Tiger Penis Found at Airport
You know what they say about tiger genitalia: Don’t leave home without it… No one knows this better than one Cambodian woman who was caught smuggling a tiger’s penis into New Zealand. (Well where else would you really need one?)
Authorities also discovered what they believe to be a tiger gall bladder. The items were found by a sniffer dog at Auckland Airport. When searched, the woman revealed a stocking tied around her waist and a plastic bag around her leg which contained the items.
An endangered species, tigers are protected under the Convention on International Trade in Endangered Species. Also, the items are identified as risks to biodiversity, but some cultures believe that tiger parts have medicinal qualities, which has created an illegal marketplace for them.
Genuine tiger penises are extremely rare and are sold at inflated prices for rituals and medicines. The woman was arrested and if found guilty, will face a fine of up to $100,000 and five years in prison under the Biodiversity Act. She also faces prosecution for violating the Trade in Endangered Species Act, which carries a fine of up to $100,000 and/or five years imprisonment.
Who hasn’t looked at his automobile and thought, “You know what this car needs? A set of fake balls!” We all have. But if you live in the state of FL, your vehicular testicular enjoyment may be put to a screeching halt.
Lawmakers in The Sunshine State have voted to ban the fake bull testicles that dangle from trailer hitches on trucks and cars throughout the state, as pictured here.

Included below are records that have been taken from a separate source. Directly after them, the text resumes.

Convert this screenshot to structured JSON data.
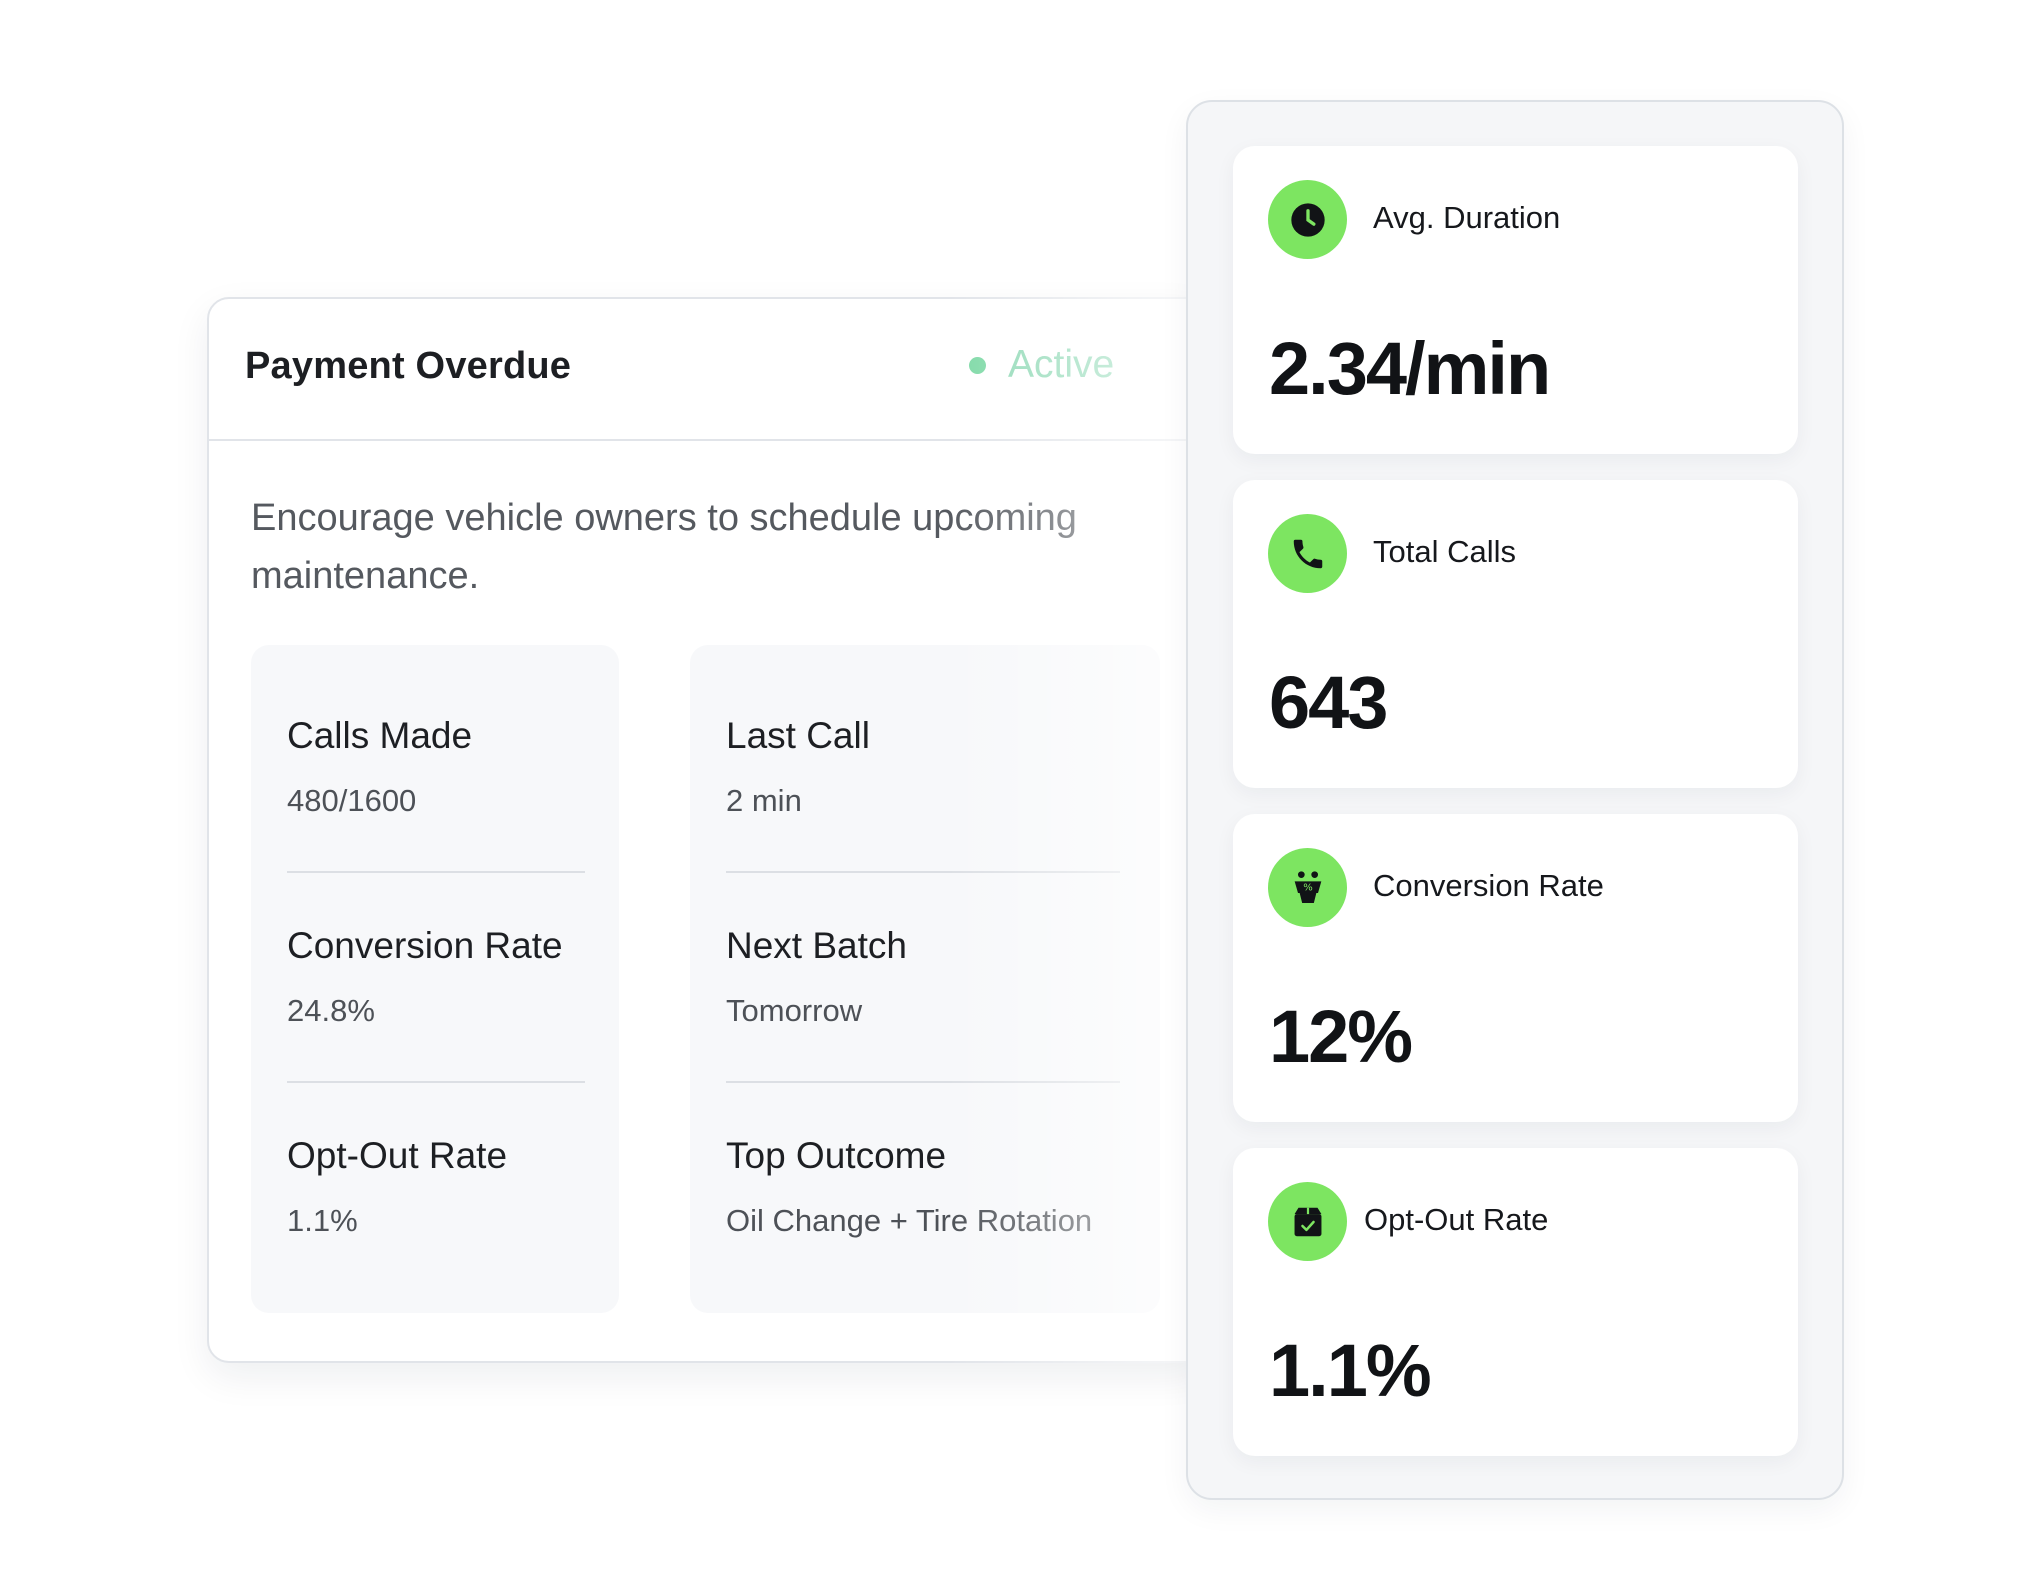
{
  "campaign": {
    "title": "Payment Overdue",
    "status": "Active",
    "description": "Encourage vehicle owners to schedule upcoming maintenance.",
    "stats_left": [
      {
        "label": "Calls Made",
        "value": "480/1600"
      },
      {
        "label": "Conversion Rate",
        "value": "24.8%"
      },
      {
        "label": "Opt-Out Rate",
        "value": "1.1%"
      }
    ],
    "stats_right": [
      {
        "label": "Last Call",
        "value": "2 min"
      },
      {
        "label": "Next Batch",
        "value": "Tomorrow"
      },
      {
        "label": "Top Outcome",
        "value": "Oil Change + Tire Rotation"
      }
    ]
  },
  "metrics": [
    {
      "icon": "clock-icon",
      "label": "Avg. Duration",
      "value": "2.34/min"
    },
    {
      "icon": "phone-icon",
      "label": "Total Calls",
      "value": "643"
    },
    {
      "icon": "conversion-icon",
      "label": "Conversion Rate",
      "value": "12%"
    },
    {
      "icon": "opt-out-box-icon",
      "label": "Opt-Out Rate",
      "value": "1.1%"
    }
  ],
  "colors": {
    "accent_green": "#7de561",
    "status_green": "#8fd9b5",
    "text_dark": "#1d1f23"
  }
}
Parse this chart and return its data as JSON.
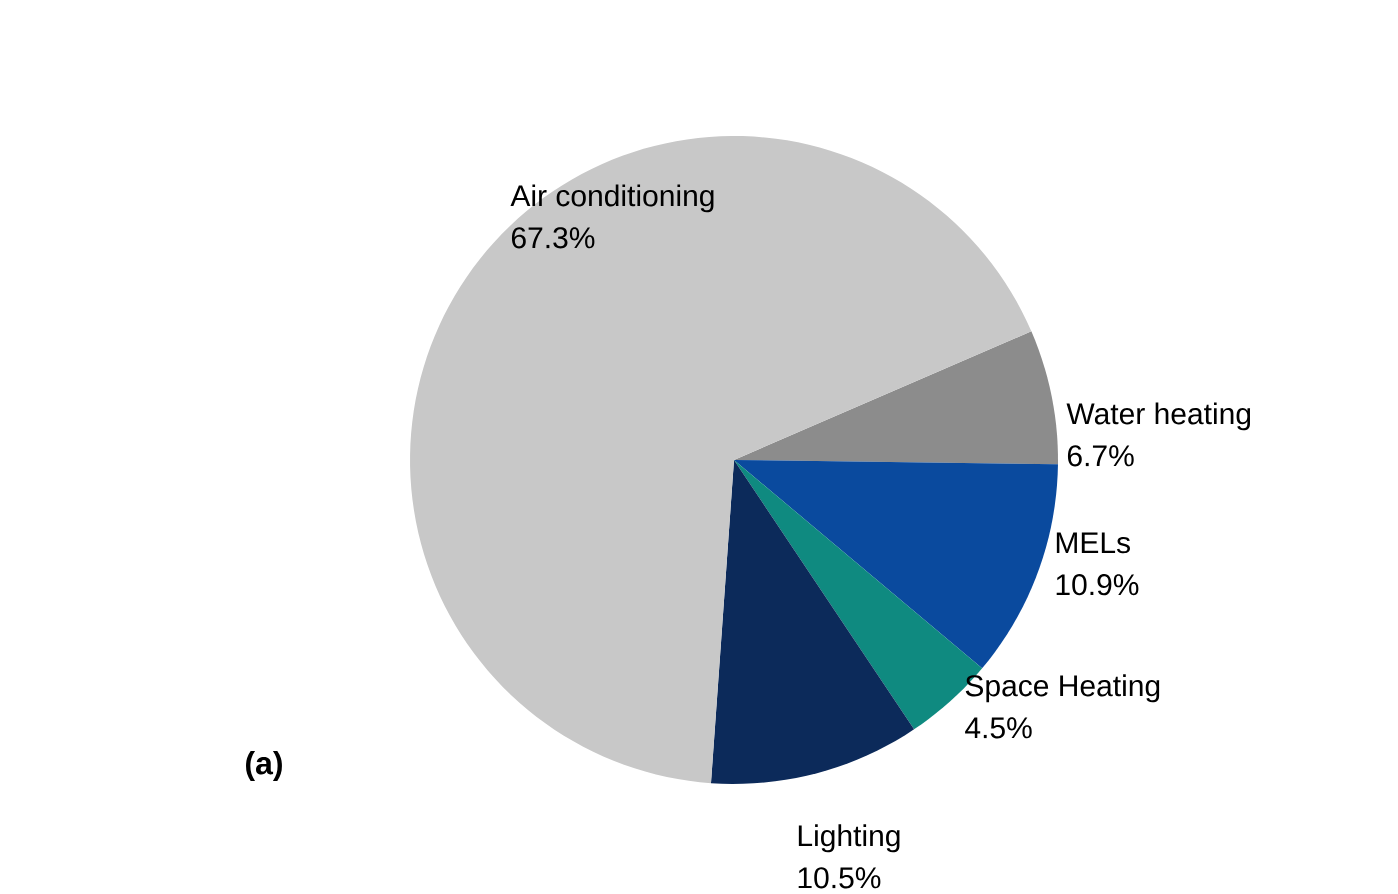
{
  "chart_data": {
    "type": "pie",
    "categories": [
      "Water heating",
      "MELs",
      "Space Heating",
      "Lighting",
      "Air conditioning"
    ],
    "values": [
      6.7,
      10.9,
      4.5,
      10.5,
      67.3
    ],
    "value_labels": [
      "6.7%",
      "10.9%",
      "4.5%",
      "10.5%",
      "67.3%"
    ],
    "colors": [
      "#8c8c8c",
      "#0a4a9e",
      "#0f8a80",
      "#0c2a5a",
      "#c8c8c8"
    ],
    "annotations": [
      "(a)"
    ]
  }
}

Republican senators called the auto accessory ”offensive” and proposed the ban. (Shocker). Anyone rockin’ the faux balls, commonly known by brand names like “Truck Nutz“, would then receive a $60 fine.
Authorities are now debating whether or not the state should limit freedom of expression in car accessories. Critics of the ban include one particular Jacksonville Republican who had a pair his damn self until his wife objected. (Bitch.)